It’s not often you get a whole boxcar to yourself but the thing is you can’t very much enjoy it. The rocking motion puts you to sleep, over and over again. I was headed west on the Pennsylvania ’cause I heard there was a get-together around New Goshen, Indiana-never heard of it before but what else was there to do? You never know with these meetups. Sometimes 5 folks showed, sometimes 20, sometimes 50. The big ones a real hoot, plenty of drinking and swapping of stories both real and tall. Where was I? Ah, the sleeping. I don’t dream much anymore but I dreamt of Johnny last night. I knew because I woke in a sweat that was both cold and warm. That hadn’t happened in a while. Hope it doesn’t happen again soon.
I met him in boot camp-I’d gotten kicked out of the house, there was a war on that the U.S. had recently joined and I figured I’d do my part. He was there on the bus headed to the base. You couldn’t miss him. Bright red hair, pale skin like it was a thin cotton bedsheet. He was getting a ribbing from some guys and wasn’t getting upset about it, kept his cool. I noticed that about him. After we got our brushcuts the jokes died down a little but not with our drill instructor-he lit into Johnny something fierce but Johnny would just take it, I mean what could he do, jaw back at him? I figured our instructor needed a whipping boy and Johnny could take it so that’s how it went.

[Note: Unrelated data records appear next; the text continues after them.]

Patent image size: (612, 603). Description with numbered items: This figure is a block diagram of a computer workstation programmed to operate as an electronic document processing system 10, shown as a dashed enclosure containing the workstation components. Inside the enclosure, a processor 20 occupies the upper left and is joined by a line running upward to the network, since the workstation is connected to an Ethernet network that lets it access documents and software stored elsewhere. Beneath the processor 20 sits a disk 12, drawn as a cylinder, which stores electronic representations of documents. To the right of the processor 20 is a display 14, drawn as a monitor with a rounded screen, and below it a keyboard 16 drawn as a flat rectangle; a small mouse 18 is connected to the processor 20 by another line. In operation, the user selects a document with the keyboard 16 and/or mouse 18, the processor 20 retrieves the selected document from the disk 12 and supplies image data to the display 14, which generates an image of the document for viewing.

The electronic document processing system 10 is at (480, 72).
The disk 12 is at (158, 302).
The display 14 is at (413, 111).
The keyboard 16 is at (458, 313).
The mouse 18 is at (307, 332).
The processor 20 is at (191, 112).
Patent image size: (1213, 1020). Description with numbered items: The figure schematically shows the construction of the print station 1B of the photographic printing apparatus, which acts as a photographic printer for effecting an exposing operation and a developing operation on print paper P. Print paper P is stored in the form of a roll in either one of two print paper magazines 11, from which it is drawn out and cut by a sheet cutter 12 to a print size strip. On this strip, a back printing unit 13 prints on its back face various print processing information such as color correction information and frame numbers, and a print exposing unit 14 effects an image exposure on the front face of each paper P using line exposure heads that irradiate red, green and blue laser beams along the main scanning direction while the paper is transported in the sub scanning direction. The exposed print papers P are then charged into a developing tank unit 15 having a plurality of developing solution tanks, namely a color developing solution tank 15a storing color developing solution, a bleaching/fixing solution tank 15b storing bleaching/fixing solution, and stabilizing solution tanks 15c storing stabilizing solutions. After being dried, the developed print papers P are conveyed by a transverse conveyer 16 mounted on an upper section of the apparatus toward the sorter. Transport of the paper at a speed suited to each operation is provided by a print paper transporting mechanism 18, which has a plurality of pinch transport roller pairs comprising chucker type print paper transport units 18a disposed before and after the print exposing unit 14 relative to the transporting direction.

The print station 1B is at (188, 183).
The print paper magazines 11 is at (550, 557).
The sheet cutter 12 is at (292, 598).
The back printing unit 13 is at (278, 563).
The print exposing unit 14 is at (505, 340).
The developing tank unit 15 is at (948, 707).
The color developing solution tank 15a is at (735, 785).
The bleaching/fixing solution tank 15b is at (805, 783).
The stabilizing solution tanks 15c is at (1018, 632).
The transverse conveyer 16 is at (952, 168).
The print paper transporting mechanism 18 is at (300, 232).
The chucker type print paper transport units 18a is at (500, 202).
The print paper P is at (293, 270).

The first time we were all allowed off the base Johnny wore this bright red bandana or maybe it was a neckerchief?, around his neck. I couldn’t believe it. He was inviting all kinds of shit-talking but it occurred to me that this kid, a kid just like me, was his own man. From that day forward we buddied up. Most times when guys rode him he smiled and looked down like he had some sort of secret he was gonna keep to himself. Things got rough a few times and we got into some scraps but nothing serious.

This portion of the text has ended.